The Lure of "Performance Fabric"
When designing a nursery, you know fluids are inevitable: breast milk, spit-up, formula, and blowouts. Furniture retailers loudly market "Performance Fabrics" that magically repel liquid. It beads up and rolls off!
This magic trick is achieved by spraying the fabric with PFAS. The carbon-fluorine bond in these chemicals is one of the strongest in organic chemistry, making them incredibly resistant to breaking down (hence "forever chemicals").
As you sit on the chair, the physical friction causes the microscopic PFAS particles to flake off into the air and mix into house dust. Because your baby will eventually crawl on the floor, they ingest this PFAS-laden dust daily.

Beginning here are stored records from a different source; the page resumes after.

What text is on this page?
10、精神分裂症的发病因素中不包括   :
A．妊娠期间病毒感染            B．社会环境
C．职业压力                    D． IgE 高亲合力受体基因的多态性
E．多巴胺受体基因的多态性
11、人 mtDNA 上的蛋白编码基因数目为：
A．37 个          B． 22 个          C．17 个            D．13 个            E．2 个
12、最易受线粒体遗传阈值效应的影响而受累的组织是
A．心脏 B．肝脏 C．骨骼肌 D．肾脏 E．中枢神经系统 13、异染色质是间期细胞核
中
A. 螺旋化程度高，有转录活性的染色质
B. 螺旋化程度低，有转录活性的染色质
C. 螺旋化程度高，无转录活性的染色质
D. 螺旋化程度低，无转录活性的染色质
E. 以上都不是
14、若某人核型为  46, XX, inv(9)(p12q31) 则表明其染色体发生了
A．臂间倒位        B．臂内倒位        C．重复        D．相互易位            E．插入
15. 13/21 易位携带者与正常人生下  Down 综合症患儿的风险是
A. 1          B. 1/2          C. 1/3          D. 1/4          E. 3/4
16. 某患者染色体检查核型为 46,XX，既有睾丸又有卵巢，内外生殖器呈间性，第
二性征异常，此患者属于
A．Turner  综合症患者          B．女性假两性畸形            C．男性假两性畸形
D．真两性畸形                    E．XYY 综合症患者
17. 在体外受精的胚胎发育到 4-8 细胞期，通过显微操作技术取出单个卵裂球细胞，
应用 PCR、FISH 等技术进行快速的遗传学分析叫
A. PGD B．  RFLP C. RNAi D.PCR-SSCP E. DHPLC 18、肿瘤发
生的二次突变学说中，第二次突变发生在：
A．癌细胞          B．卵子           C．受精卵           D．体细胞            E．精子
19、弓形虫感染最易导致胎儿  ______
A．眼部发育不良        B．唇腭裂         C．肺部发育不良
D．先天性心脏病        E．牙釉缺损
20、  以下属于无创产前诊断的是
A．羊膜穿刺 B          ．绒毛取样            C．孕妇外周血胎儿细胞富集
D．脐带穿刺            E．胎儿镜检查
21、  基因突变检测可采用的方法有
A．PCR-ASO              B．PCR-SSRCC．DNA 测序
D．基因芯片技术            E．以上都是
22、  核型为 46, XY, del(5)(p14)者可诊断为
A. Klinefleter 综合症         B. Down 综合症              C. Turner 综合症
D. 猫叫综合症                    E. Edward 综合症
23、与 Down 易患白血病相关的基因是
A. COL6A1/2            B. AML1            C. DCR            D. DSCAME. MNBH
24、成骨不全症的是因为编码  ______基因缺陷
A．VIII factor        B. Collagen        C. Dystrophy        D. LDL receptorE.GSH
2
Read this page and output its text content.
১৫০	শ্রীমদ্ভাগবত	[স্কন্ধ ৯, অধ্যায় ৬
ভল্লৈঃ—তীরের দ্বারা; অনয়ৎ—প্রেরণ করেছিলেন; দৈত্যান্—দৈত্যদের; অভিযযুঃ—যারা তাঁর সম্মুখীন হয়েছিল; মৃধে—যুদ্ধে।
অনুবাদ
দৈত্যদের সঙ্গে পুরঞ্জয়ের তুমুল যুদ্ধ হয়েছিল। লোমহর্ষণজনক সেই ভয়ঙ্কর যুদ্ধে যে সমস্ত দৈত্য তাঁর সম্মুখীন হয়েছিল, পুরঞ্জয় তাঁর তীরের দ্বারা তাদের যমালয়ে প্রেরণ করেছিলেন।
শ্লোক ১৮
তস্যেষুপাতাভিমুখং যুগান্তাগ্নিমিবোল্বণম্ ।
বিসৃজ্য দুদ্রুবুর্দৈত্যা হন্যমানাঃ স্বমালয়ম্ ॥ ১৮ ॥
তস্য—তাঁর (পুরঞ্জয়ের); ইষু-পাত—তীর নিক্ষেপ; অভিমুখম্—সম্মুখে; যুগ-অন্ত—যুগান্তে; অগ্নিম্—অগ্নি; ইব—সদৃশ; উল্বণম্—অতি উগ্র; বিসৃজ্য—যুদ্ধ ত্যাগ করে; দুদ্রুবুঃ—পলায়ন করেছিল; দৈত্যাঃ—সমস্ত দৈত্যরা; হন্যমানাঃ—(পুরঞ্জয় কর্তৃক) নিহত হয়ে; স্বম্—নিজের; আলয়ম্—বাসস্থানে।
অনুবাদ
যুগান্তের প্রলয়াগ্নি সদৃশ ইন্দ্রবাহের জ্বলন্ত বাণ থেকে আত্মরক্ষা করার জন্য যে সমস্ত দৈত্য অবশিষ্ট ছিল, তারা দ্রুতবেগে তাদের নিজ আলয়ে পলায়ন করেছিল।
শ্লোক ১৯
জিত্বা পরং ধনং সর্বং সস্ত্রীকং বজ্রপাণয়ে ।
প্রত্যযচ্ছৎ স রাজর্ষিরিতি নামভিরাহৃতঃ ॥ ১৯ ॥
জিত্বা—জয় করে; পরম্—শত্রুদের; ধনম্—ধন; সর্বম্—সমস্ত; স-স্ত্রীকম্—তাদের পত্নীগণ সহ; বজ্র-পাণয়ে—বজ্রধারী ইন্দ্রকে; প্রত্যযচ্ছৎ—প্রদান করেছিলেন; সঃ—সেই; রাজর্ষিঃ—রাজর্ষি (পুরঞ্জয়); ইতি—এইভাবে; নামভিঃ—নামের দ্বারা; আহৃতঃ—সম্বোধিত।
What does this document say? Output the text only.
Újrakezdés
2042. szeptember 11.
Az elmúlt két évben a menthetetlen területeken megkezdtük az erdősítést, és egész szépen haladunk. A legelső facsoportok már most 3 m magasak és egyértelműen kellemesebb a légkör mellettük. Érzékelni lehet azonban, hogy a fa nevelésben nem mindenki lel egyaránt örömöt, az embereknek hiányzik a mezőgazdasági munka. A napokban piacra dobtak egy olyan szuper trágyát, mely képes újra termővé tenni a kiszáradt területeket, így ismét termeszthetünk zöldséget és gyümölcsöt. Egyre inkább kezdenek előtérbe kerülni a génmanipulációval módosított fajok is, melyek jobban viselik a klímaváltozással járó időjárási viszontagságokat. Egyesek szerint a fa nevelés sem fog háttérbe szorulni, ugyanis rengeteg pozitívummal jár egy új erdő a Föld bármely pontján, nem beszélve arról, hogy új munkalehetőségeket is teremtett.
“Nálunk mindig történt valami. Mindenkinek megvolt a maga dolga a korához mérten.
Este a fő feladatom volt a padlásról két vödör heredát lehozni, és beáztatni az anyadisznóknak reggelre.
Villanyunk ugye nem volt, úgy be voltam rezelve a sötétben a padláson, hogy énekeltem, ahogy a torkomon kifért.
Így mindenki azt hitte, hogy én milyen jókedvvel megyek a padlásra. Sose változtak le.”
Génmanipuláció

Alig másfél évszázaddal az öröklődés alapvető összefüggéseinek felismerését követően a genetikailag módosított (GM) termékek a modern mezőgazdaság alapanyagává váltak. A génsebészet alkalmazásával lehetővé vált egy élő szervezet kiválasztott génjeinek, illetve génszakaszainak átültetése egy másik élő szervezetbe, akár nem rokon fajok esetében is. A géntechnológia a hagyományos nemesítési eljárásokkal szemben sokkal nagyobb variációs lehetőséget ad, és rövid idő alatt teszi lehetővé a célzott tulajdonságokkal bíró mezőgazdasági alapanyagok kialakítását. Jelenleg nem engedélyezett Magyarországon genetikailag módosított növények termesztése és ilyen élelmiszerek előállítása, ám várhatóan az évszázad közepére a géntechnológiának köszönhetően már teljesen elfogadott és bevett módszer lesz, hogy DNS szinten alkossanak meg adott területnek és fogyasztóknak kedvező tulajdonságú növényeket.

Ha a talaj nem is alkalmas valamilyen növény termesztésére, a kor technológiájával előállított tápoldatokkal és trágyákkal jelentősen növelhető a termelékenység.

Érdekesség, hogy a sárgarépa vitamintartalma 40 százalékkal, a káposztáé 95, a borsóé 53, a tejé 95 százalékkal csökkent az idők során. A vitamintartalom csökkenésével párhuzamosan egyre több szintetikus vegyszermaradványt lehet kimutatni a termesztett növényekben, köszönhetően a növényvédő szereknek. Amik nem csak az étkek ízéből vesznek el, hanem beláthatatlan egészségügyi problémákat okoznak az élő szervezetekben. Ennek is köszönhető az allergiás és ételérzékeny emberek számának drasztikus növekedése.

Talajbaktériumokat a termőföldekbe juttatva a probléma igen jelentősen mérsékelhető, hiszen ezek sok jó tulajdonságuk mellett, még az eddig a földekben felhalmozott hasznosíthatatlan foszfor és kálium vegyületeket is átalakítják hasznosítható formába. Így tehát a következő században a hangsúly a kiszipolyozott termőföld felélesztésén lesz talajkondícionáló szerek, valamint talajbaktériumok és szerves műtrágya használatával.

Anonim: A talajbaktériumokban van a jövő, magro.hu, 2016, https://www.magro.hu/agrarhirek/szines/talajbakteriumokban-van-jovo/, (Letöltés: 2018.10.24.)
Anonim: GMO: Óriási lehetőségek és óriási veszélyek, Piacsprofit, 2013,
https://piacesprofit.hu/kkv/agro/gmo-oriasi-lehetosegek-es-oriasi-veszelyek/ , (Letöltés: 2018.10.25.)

“There is no such thing as a free lunch. You are trading a coffee stain on your chair for a forever chemical in your child's bloodstream.”
— Renee Says
Section Summary
- PFAS coatings are what make "Stain-Resistant" fabric work.
- Friction causes the chemicals to flake into house dust.
- Infants ingest the dust via hand-to-mouth behavior.
What the Science Says
The toxicological data on PFAS is grim. Because the body cannot break down the carbon-fluorine bond, the chemicals bioaccumulate in the liver and blood over a lifetime.
In children, high levels of PFAS exposure have been strongly linked to metabolic disruptions, altered thyroid function, and a severely suppressed immune system (specifically, a lowered antibody response to childhood vaccines). The EPA recently released unprecedented health advisories indicating that some PFAS chemicals are unsafe to drink at literally *any* detectable level.
Section Summary
- Bioaccumulates in blood and liver.
- Lowers vaccine efficacy in young children.
- EPA deems some PFAS unsafe at any concentration.